Venus continues as a brilliant morning star of magnitude -3.9, but it stands lower each morning as it approaches the Sun’s far side. Currently above and left of Spica but speeding east-south-eastwards into Libra, it rises a little more than two hours before the Sun on the 1st and one hour before sunrise by the 30th.
Jupiter, about to emerge from the Sun’s glare below-left of Venus, climbs to pass a mere 16 arcminutes, or half the Moon’s diameter, below-right of Venus on the 13th.

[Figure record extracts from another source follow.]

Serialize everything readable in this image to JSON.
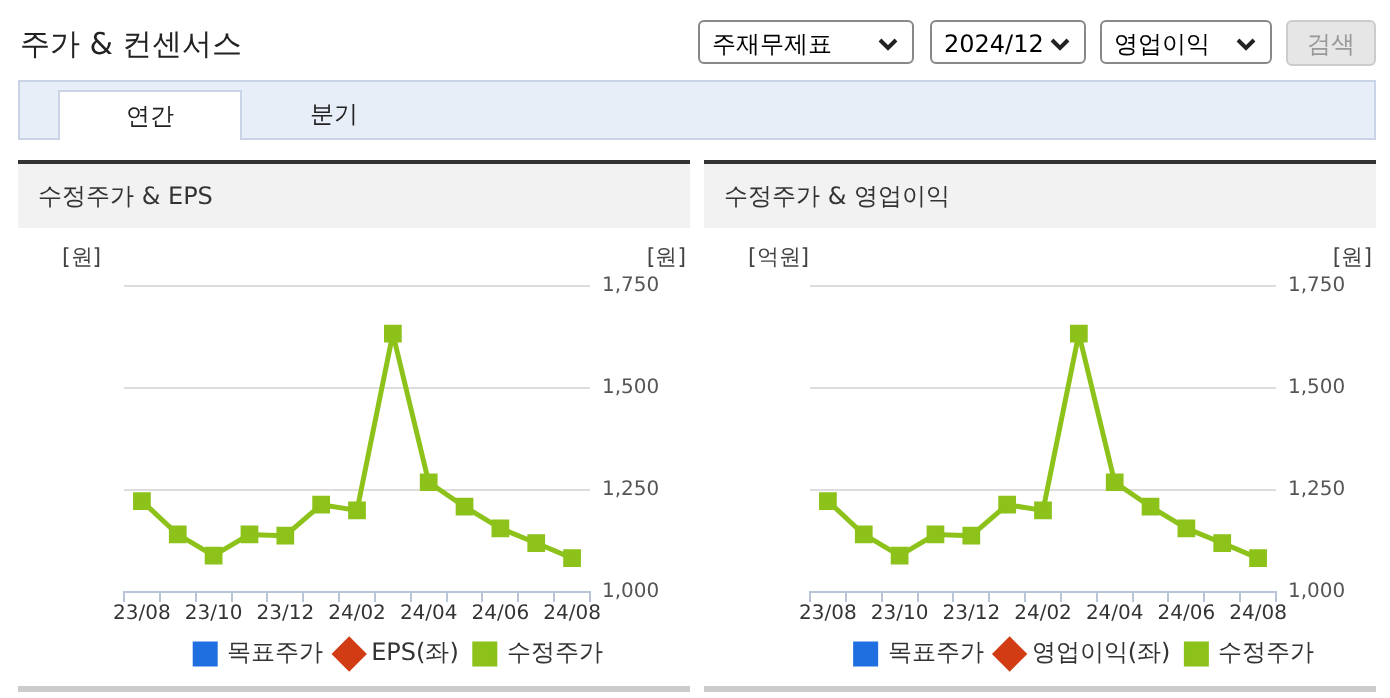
{
  "chart_data": [
    {
      "type": "other",
      "title": "주가 & 컨센서스",
      "annotations": [
        "주재무제표",
        "2024/12",
        "영업이익",
        "검색",
        "연간",
        "분기"
      ]
    },
    {
      "type": "line",
      "title": "수정주가 & EPS",
      "ylabel": "[원]",
      "y2label": "[원]",
      "categories": [
        "23/08",
        null,
        "23/10",
        null,
        "23/12",
        null,
        "24/02",
        null,
        "24/04",
        null,
        "24/06",
        null,
        "24/08"
      ],
      "series": [
        {
          "name": "목표주가",
          "color": "#1f6fe0",
          "marker": "square",
          "values": [
            null,
            null,
            null,
            null,
            null,
            null,
            null,
            null,
            null,
            null,
            null,
            null,
            null
          ]
        },
        {
          "name": "EPS(좌)",
          "color": "#d23c14",
          "marker": "diamond",
          "values": [
            null,
            null,
            null,
            null,
            null,
            null,
            null,
            null,
            null,
            null,
            null,
            null,
            null
          ]
        },
        {
          "name": "수정주가",
          "color": "#8cc21a",
          "marker": "square",
          "axis": "y2",
          "values": [
            1223,
            1141,
            1089,
            1141,
            1138,
            1214,
            1200,
            1633,
            1269,
            1209,
            1156,
            1120,
            1083
          ]
        }
      ],
      "y2lim": [
        1000,
        1750
      ],
      "y2ticks": [
        {
          "value": 1000,
          "label": "1,000"
        },
        {
          "value": 1250,
          "label": "1,250"
        },
        {
          "value": 1500,
          "label": "1,500"
        },
        {
          "value": 1750,
          "label": "1,750"
        }
      ],
      "grid": "y",
      "legend": "bottom"
    },
    {
      "type": "line",
      "title": "수정주가 & 영업이익",
      "ylabel": "[억원]",
      "y2label": "[원]",
      "categories": [
        "23/08",
        null,
        "23/10",
        null,
        "23/12",
        null,
        "24/02",
        null,
        "24/04",
        null,
        "24/06",
        null,
        "24/08"
      ],
      "series": [
        {
          "name": "목표주가",
          "color": "#1f6fe0",
          "marker": "square",
          "values": [
            null,
            null,
            null,
            null,
            null,
            null,
            null,
            null,
            null,
            null,
            null,
            null,
            null
          ]
        },
        {
          "name": "영업이익(좌)",
          "color": "#d23c14",
          "marker": "diamond",
          "values": [
            null,
            null,
            null,
            null,
            null,
            null,
            null,
            null,
            null,
            null,
            null,
            null,
            null
          ]
        },
        {
          "name": "수정주가",
          "color": "#8cc21a",
          "marker": "square",
          "axis": "y2",
          "values": [
            1223,
            1141,
            1089,
            1141,
            1138,
            1214,
            1200,
            1633,
            1269,
            1209,
            1156,
            1120,
            1083
          ]
        }
      ],
      "y2lim": [
        1000,
        1750
      ],
      "y2ticks": [
        {
          "value": 1000,
          "label": "1,000"
        },
        {
          "value": 1250,
          "label": "1,250"
        },
        {
          "value": 1500,
          "label": "1,500"
        },
        {
          "value": 1750,
          "label": "1,750"
        }
      ],
      "grid": "y",
      "legend": "bottom"
    }
  ]
}
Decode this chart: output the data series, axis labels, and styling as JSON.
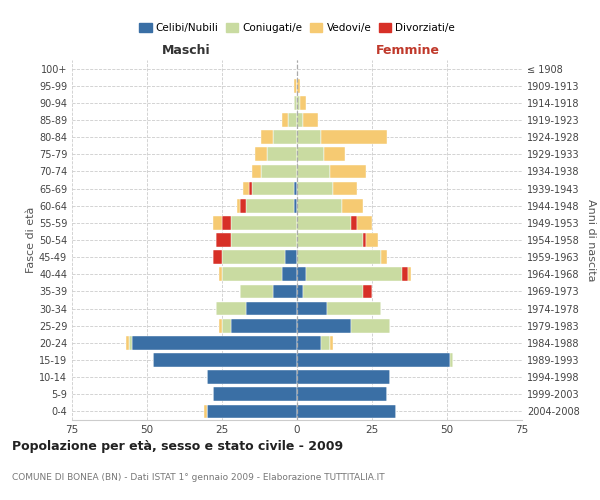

Conspicuous at magnitude -1.7, the Jovian disk appears 31 arcseconds wide as compared with only 10 arcseconds for Venus. On the 17th, the incredibly slim earthlit Moon lies above-left of Venus and to the left of Jupiter while the later stands 18° above-right of Venus by the 30th.
Sunrise/sunset times for Edinburgh change from 07:20/16:32 on the 1st to 08:18/15:45 on the 30th. The Moon is full on the 4th, at last quarter on the 10th, new on the 18th and at first quarter on the 26.
The annual Leonids meteor shower lasts from the 15th to the 20th and peaks on the night of the 17th-18th. Its meteors, all of them very fast and many leaving glowing trains in their wake, emanate from the Sickle, the reversed question-mark of stars above Regulus in Leo. This rises in the north-east at 22:00, with most Leonids visible during the predawn hours as it climbs through our eastern sky. The shower has given some spectacular meteor storms in the past, notably in 1966 and 1999, but the parent comet, Comet Tempel-Tuttle, is now near the farthest point of its orbit and rates may be around a dozen meteors per hour. For once, though, moonlight is no hindrance.